Inflation, or its absence, has been one of the key reasons that the US Fed has been able to leave rates at zero even though the US economy grew strongly in 2014.

But all that is about to change, according to Wells Capital Management's noted US economist Jim Paulsen.

In his latest Economic and Market Perspective Paulsen argues that despite weak growth "overheat pressures are mounting" in the US economy. His key point is this:

With the economy nearing full employment, even remarkably modest growth could aggravate resource pressures, cost-push problems, interest rates, and the speed and magnitude by which the Fed may be forced to calibrate its exit strategy.

Paulsen has put together a cogent argument which highlights the fact that while US growth has been sluggish for years – employment struggling and wages growth low – all that is changing.

Here are his compelling charts which make the argument the Fed must tighten, and sooner than many expect.

The trend in US economic growth is changing

Citigroup U.S. Economic Surprise Index

This is happening at a time when employment is nearing full employment and wage costs are rising.

The US economy is nearing full employment

Unemployment Intial Jobless Claims Charts

Wages costs are rising

Wage Costs Are Rising

That means that if the US dollar weakness persists it will change thinking "among both policy officials and investors. Already the weakness in the US dollar has helped lift the prices of commodities."

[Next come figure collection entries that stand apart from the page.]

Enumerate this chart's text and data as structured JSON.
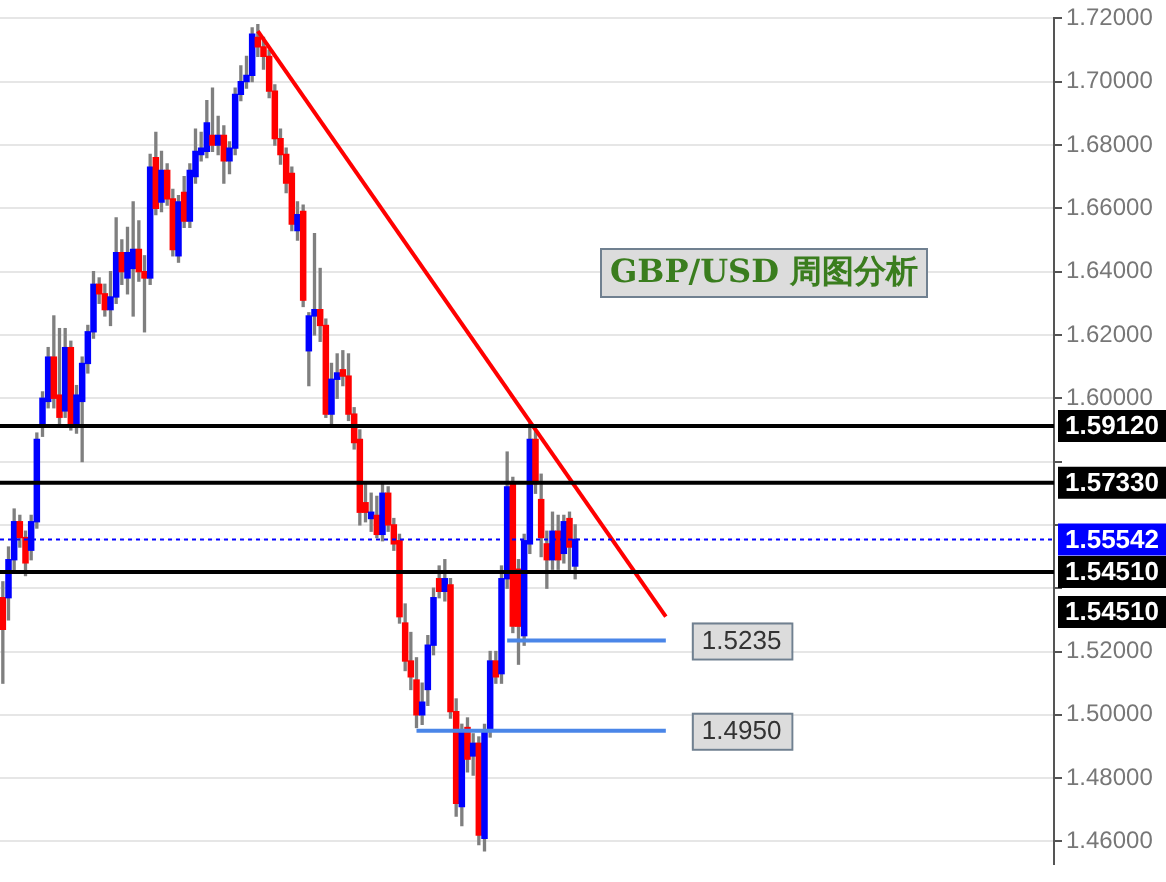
{
  "chart_data": {
    "type": "candlestick",
    "title": "GBP/USD 周图分析",
    "categories": [
      null,
      null,
      null,
      null,
      null,
      null,
      null,
      null,
      null,
      null,
      null,
      null,
      null,
      null,
      null,
      null,
      null,
      null,
      null,
      null,
      null,
      null,
      null,
      null,
      null,
      null,
      null,
      null,
      null,
      null,
      null,
      null,
      null,
      null,
      null,
      null,
      null,
      null,
      null,
      null,
      null,
      null,
      null,
      null,
      null,
      null,
      null,
      null,
      null,
      null,
      null,
      null,
      null,
      null,
      null,
      null,
      null,
      null,
      null,
      null,
      null,
      null,
      null,
      null,
      null,
      null,
      null,
      null,
      null,
      null,
      null,
      null,
      null,
      null,
      null,
      null,
      null,
      null,
      null,
      null,
      null,
      null,
      null,
      null,
      null,
      null,
      null,
      null,
      null,
      null,
      null,
      null,
      null,
      null,
      null,
      null,
      null,
      null,
      null,
      null,
      null,
      null,
      null,
      null,
      null,
      null,
      null,
      null,
      null,
      null,
      null,
      null,
      null,
      null,
      null,
      null,
      null,
      null,
      null,
      null,
      null,
      null,
      null,
      null,
      null,
      null,
      null,
      null,
      null,
      null,
      null,
      null,
      null,
      null,
      null,
      null,
      null,
      null,
      null,
      null,
      null,
      null,
      null,
      null,
      null,
      null,
      null,
      null,
      null,
      null,
      null,
      null,
      null,
      null,
      null,
      null,
      null,
      null,
      null,
      null,
      null,
      null,
      null,
      null,
      null,
      null,
      null,
      null,
      null,
      null,
      null,
      null,
      null,
      null,
      null,
      null,
      null,
      null,
      null,
      null,
      null,
      null,
      null,
      null,
      null,
      null
    ],
    "ohlc": [
      [
        1.537,
        1.542,
        1.51,
        1.527
      ],
      [
        1.537,
        1.553,
        1.53,
        1.549
      ],
      [
        1.549,
        1.565,
        1.545,
        1.561
      ],
      [
        1.561,
        1.563,
        1.553,
        1.556
      ],
      [
        1.556,
        1.558,
        1.544,
        1.548
      ],
      [
        1.552,
        1.563,
        1.549,
        1.561
      ],
      [
        1.561,
        1.589,
        1.559,
        1.587
      ],
      [
        1.592,
        1.602,
        1.588,
        1.6
      ],
      [
        1.599,
        1.616,
        1.597,
        1.613
      ],
      [
        1.613,
        1.626,
        1.597,
        1.6
      ],
      [
        1.601,
        1.622,
        1.592,
        1.594
      ],
      [
        1.596,
        1.622,
        1.594,
        1.616
      ],
      [
        1.616,
        1.618,
        1.59,
        1.591
      ],
      [
        1.591,
        1.604,
        1.589,
        1.601
      ],
      [
        1.599,
        1.613,
        1.58,
        1.611
      ],
      [
        1.611,
        1.623,
        1.608,
        1.621
      ],
      [
        1.621,
        1.64,
        1.619,
        1.636
      ],
      [
        1.636,
        1.638,
        1.63,
        1.633
      ],
      [
        1.633,
        1.636,
        1.626,
        1.628
      ],
      [
        1.628,
        1.64,
        1.623,
        1.632
      ],
      [
        1.632,
        1.657,
        1.63,
        1.646
      ],
      [
        1.646,
        1.65,
        1.636,
        1.64
      ],
      [
        1.638,
        1.654,
        1.633,
        1.646
      ],
      [
        1.641,
        1.662,
        1.626,
        1.647
      ],
      [
        1.647,
        1.656,
        1.637,
        1.64
      ],
      [
        1.64,
        1.645,
        1.621,
        1.638
      ],
      [
        1.638,
        1.677,
        1.636,
        1.673
      ],
      [
        1.676,
        1.684,
        1.658,
        1.66
      ],
      [
        1.662,
        1.678,
        1.659,
        1.672
      ],
      [
        1.672,
        1.674,
        1.661,
        1.663
      ],
      [
        1.663,
        1.666,
        1.645,
        1.647
      ],
      [
        1.645,
        1.664,
        1.643,
        1.662
      ],
      [
        1.665,
        1.67,
        1.654,
        1.656
      ],
      [
        1.656,
        1.674,
        1.654,
        1.672
      ],
      [
        1.67,
        1.685,
        1.668,
        1.678
      ],
      [
        1.677,
        1.684,
        1.675,
        1.679
      ],
      [
        1.678,
        1.694,
        1.676,
        1.687
      ],
      [
        1.683,
        1.698,
        1.678,
        1.68
      ],
      [
        1.68,
        1.689,
        1.677,
        1.683
      ],
      [
        1.683,
        1.686,
        1.668,
        1.675
      ],
      [
        1.675,
        1.681,
        1.671,
        1.679
      ],
      [
        1.679,
        1.698,
        1.677,
        1.696
      ],
      [
        1.696,
        1.705,
        1.694,
        1.7
      ],
      [
        1.7,
        1.708,
        1.698,
        1.702
      ],
      [
        1.702,
        1.717,
        1.7,
        1.715
      ],
      [
        1.714,
        1.718,
        1.708,
        1.711
      ],
      [
        1.711,
        1.714,
        1.704,
        1.708
      ],
      [
        1.708,
        1.71,
        1.695,
        1.697
      ],
      [
        1.697,
        1.699,
        1.68,
        1.682
      ],
      [
        1.682,
        1.685,
        1.674,
        1.677
      ],
      [
        1.677,
        1.679,
        1.665,
        1.668
      ],
      [
        1.671,
        1.673,
        1.653,
        1.655
      ],
      [
        1.653,
        1.662,
        1.65,
        1.658
      ],
      [
        1.659,
        1.661,
        1.629,
        1.631
      ],
      [
        1.615,
        1.627,
        1.604,
        1.626
      ],
      [
        1.626,
        1.652,
        1.62,
        1.628
      ],
      [
        1.628,
        1.641,
        1.618,
        1.623
      ],
      [
        1.623,
        1.625,
        1.594,
        1.595
      ],
      [
        1.595,
        1.611,
        1.592,
        1.606
      ],
      [
        1.606,
        1.614,
        1.6,
        1.608
      ],
      [
        1.609,
        1.615,
        1.604,
        1.607
      ],
      [
        1.607,
        1.614,
        1.593,
        1.595
      ],
      [
        1.595,
        1.597,
        1.584,
        1.586
      ],
      [
        1.587,
        1.59,
        1.56,
        1.564
      ],
      [
        1.567,
        1.573,
        1.561,
        1.564
      ],
      [
        1.562,
        1.57,
        1.558,
        1.564
      ],
      [
        1.563,
        1.569,
        1.556,
        1.557
      ],
      [
        1.557,
        1.573,
        1.555,
        1.57
      ],
      [
        1.57,
        1.572,
        1.558,
        1.56
      ],
      [
        1.56,
        1.562,
        1.552,
        1.554
      ],
      [
        1.555,
        1.557,
        1.529,
        1.531
      ],
      [
        1.529,
        1.535,
        1.514,
        1.517
      ],
      [
        1.517,
        1.526,
        1.508,
        1.512
      ],
      [
        1.511,
        1.518,
        1.496,
        1.5
      ],
      [
        1.5,
        1.51,
        1.497,
        1.504
      ],
      [
        1.508,
        1.525,
        1.503,
        1.522
      ],
      [
        1.522,
        1.54,
        1.519,
        1.537
      ],
      [
        1.543,
        1.547,
        1.537,
        1.539
      ],
      [
        1.539,
        1.549,
        1.536,
        1.543
      ],
      [
        1.541,
        1.543,
        1.499,
        1.501
      ],
      [
        1.501,
        1.505,
        1.468,
        1.472
      ],
      [
        1.471,
        1.497,
        1.465,
        1.495
      ],
      [
        1.496,
        1.499,
        1.482,
        1.486
      ],
      [
        1.487,
        1.494,
        1.481,
        1.491
      ],
      [
        1.491,
        1.493,
        1.459,
        1.462
      ],
      [
        1.461,
        1.497,
        1.457,
        1.495
      ],
      [
        1.495,
        1.52,
        1.493,
        1.517
      ],
      [
        1.517,
        1.52,
        1.51,
        1.512
      ],
      [
        1.513,
        1.547,
        1.51,
        1.543
      ],
      [
        1.543,
        1.583,
        1.54,
        1.572
      ],
      [
        1.573,
        1.575,
        1.526,
        1.528
      ],
      [
        1.546,
        1.549,
        1.516,
        1.528
      ],
      [
        1.525,
        1.557,
        1.522,
        1.555
      ],
      [
        1.554,
        1.592,
        1.551,
        1.587
      ],
      [
        1.587,
        1.59,
        1.57,
        1.573
      ],
      [
        1.568,
        1.576,
        1.55,
        1.556
      ],
      [
        1.554,
        1.558,
        1.54,
        1.549
      ],
      [
        1.549,
        1.564,
        1.546,
        1.558
      ],
      [
        1.558,
        1.563,
        1.546,
        1.549
      ],
      [
        1.551,
        1.563,
        1.548,
        1.561
      ],
      [
        1.562,
        1.564,
        1.545,
        1.553
      ],
      [
        1.547,
        1.56,
        1.543,
        1.55542
      ],
      null,
      null,
      null,
      null,
      null,
      null,
      null,
      null,
      null,
      null,
      null,
      null,
      null,
      null,
      null,
      null,
      null,
      null,
      null,
      null,
      null,
      null,
      null,
      null,
      null,
      null,
      null,
      null,
      null,
      null,
      null,
      null,
      null,
      null,
      null,
      null,
      null,
      null,
      null,
      null,
      null,
      null,
      null,
      null,
      null,
      null,
      null,
      null,
      null,
      null,
      null,
      null,
      null,
      null,
      null,
      null,
      null,
      null,
      null,
      null,
      null,
      null,
      null,
      null,
      null,
      null,
      null,
      null,
      null,
      null,
      null,
      null,
      null,
      null,
      null,
      null,
      null,
      null,
      null,
      null,
      null,
      null,
      null,
      null
    ],
    "series": [
      {
        "type": "line",
        "color": "#ff0000",
        "values": [
          null,
          null,
          null,
          null,
          null,
          null,
          null,
          null,
          null,
          null,
          null,
          null,
          null,
          null,
          null,
          null,
          null,
          null,
          null,
          null,
          null,
          null,
          null,
          null,
          null,
          null,
          null,
          null,
          null,
          null,
          null,
          null,
          null,
          null,
          null,
          null,
          null,
          null,
          null,
          null,
          null,
          null,
          null,
          null,
          null,
          1.716,
          null,
          null,
          null,
          null,
          null,
          null,
          null,
          null,
          null,
          null,
          null,
          null,
          null,
          null,
          null,
          null,
          null,
          null,
          null,
          null,
          null,
          null,
          null,
          null,
          null,
          null,
          null,
          null,
          null,
          null,
          null,
          null,
          null,
          null,
          null,
          null,
          null,
          null,
          null,
          null,
          null,
          null,
          null,
          null,
          null,
          null,
          null,
          null,
          null,
          null,
          null,
          null,
          null,
          null,
          null,
          null,
          null,
          null,
          null,
          null,
          null,
          null,
          null,
          null,
          null,
          null,
          null,
          null,
          null,
          null,
          null,
          1.531,
          null,
          null,
          null,
          null,
          null,
          null,
          null,
          null,
          null,
          null,
          null,
          null,
          null,
          null,
          null,
          null,
          null,
          null,
          null,
          null,
          null,
          null,
          null,
          null,
          null,
          null,
          null,
          null,
          null,
          null,
          null,
          null,
          null,
          null,
          null,
          null,
          null,
          null,
          null,
          null,
          null,
          null,
          null,
          null,
          null,
          null,
          null,
          null,
          null,
          null,
          null,
          null,
          null,
          null,
          null,
          null,
          null,
          null,
          null,
          null,
          null,
          null,
          null,
          null,
          null,
          null,
          null,
          null
        ]
      },
      {
        "type": "line",
        "name": "1.5235",
        "color": "#4a86e8",
        "values": [
          null,
          null,
          null,
          null,
          null,
          null,
          null,
          null,
          null,
          null,
          null,
          null,
          null,
          null,
          null,
          null,
          null,
          null,
          null,
          null,
          null,
          null,
          null,
          null,
          null,
          null,
          null,
          null,
          null,
          null,
          null,
          null,
          null,
          null,
          null,
          null,
          null,
          null,
          null,
          null,
          null,
          null,
          null,
          null,
          null,
          null,
          null,
          null,
          null,
          null,
          null,
          null,
          null,
          null,
          null,
          null,
          null,
          null,
          null,
          null,
          null,
          null,
          null,
          null,
          null,
          null,
          null,
          null,
          null,
          null,
          null,
          null,
          null,
          null,
          null,
          null,
          null,
          null,
          null,
          null,
          null,
          null,
          null,
          null,
          null,
          null,
          null,
          null,
          null,
          1.5235,
          null,
          null,
          null,
          null,
          null,
          null,
          null,
          null,
          null,
          null,
          null,
          null,
          null,
          null,
          null,
          null,
          null,
          null,
          null,
          null,
          null,
          null,
          null,
          null,
          null,
          null,
          null,
          1.5235,
          null,
          null,
          null,
          null,
          null,
          null,
          null,
          null,
          null,
          null,
          null,
          null,
          null,
          null,
          null,
          null,
          null,
          null,
          null,
          null,
          null,
          null,
          null,
          null,
          null,
          null,
          null,
          null,
          null,
          null,
          null,
          null,
          null,
          null,
          null,
          null,
          null,
          null,
          null,
          null,
          null,
          null,
          null,
          null,
          null,
          null,
          null,
          null,
          null,
          null,
          null,
          null,
          null,
          null,
          null,
          null,
          null,
          null,
          null,
          null,
          null,
          null,
          null,
          null,
          null,
          null,
          null,
          null
        ]
      },
      {
        "type": "line",
        "name": "1.4950",
        "color": "#4a86e8",
        "values": [
          null,
          null,
          null,
          null,
          null,
          null,
          null,
          null,
          null,
          null,
          null,
          null,
          null,
          null,
          null,
          null,
          null,
          null,
          null,
          null,
          null,
          null,
          null,
          null,
          null,
          null,
          null,
          null,
          null,
          null,
          null,
          null,
          null,
          null,
          null,
          null,
          null,
          null,
          null,
          null,
          null,
          null,
          null,
          null,
          null,
          null,
          null,
          null,
          null,
          null,
          null,
          null,
          null,
          null,
          null,
          null,
          null,
          null,
          null,
          null,
          null,
          null,
          null,
          null,
          null,
          null,
          null,
          null,
          null,
          null,
          null,
          null,
          null,
          1.495,
          null,
          null,
          null,
          null,
          null,
          null,
          null,
          null,
          null,
          null,
          null,
          null,
          null,
          null,
          null,
          null,
          null,
          null,
          null,
          null,
          null,
          null,
          null,
          null,
          null,
          null,
          null,
          null,
          null,
          null,
          null,
          null,
          null,
          null,
          null,
          null,
          null,
          null,
          null,
          null,
          null,
          null,
          null,
          1.495,
          null,
          null,
          null,
          null,
          null,
          null,
          null,
          null,
          null,
          null,
          null,
          null,
          null,
          null,
          null,
          null,
          null,
          null,
          null,
          null,
          null,
          null,
          null,
          null,
          null,
          null,
          null,
          null,
          null,
          null,
          null,
          null,
          null,
          null,
          null,
          null,
          null,
          null,
          null,
          null,
          null,
          null,
          null,
          null,
          null,
          null,
          null,
          null,
          null,
          null,
          null,
          null,
          null,
          null,
          null,
          null,
          null,
          null,
          null,
          null,
          null,
          null,
          null,
          null,
          null,
          null,
          null,
          null
        ]
      }
    ],
    "ylim": [
      1.453,
      1.72
    ],
    "yticks": [
      {
        "value": 1.46,
        "label": "1.46000"
      },
      {
        "value": 1.48,
        "label": "1.48000"
      },
      {
        "value": 1.5,
        "label": "1.50000"
      },
      {
        "value": 1.52,
        "label": "1.52000"
      },
      {
        "value": 1.54,
        "label": null
      },
      {
        "value": 1.56,
        "label": null
      },
      {
        "value": 1.58,
        "label": null
      },
      {
        "value": 1.6,
        "label": "1.60000"
      },
      {
        "value": 1.62,
        "label": "1.62000"
      },
      {
        "value": 1.64,
        "label": "1.64000"
      },
      {
        "value": 1.66,
        "label": "1.66000"
      },
      {
        "value": 1.68,
        "label": "1.68000"
      },
      {
        "value": 1.7,
        "label": "1.70000"
      },
      {
        "value": 1.72,
        "label": "1.72000"
      }
    ],
    "ref_lines": [
      {
        "axis": "y",
        "value": 1.5912,
        "label": "1.59120",
        "color": "#000000"
      },
      {
        "axis": "y",
        "value": 1.5733,
        "label": "1.57330",
        "color": "#000000"
      },
      {
        "axis": "y",
        "value": 1.55542,
        "label": "1.55542",
        "color": "#0000ff",
        "line_style": "dotted"
      },
      {
        "axis": "y",
        "value": 1.5451,
        "label": "1.54510",
        "color": "#000000"
      }
    ],
    "annotations": [
      "1.54510"
    ],
    "grid": "y",
    "tick_labels": "y",
    "legend": false
  }
}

As Soc Gen highlighted last week, this is also changing the outlook for inflation around the globe.

It all adds up to the increased risk in Paulsen's view that if these, "pressures continue to intensify, 'good news becoming bad news' may increasingly dominate the mindset of both the Fed and the financial markets during the second half of this year."

That's a recipe for stock market ructions and a return to strength of the US dollar.

It also means the RBA is likely to be right eventually about a turn in the US economy and the US dollar driving the Aussie dollar down.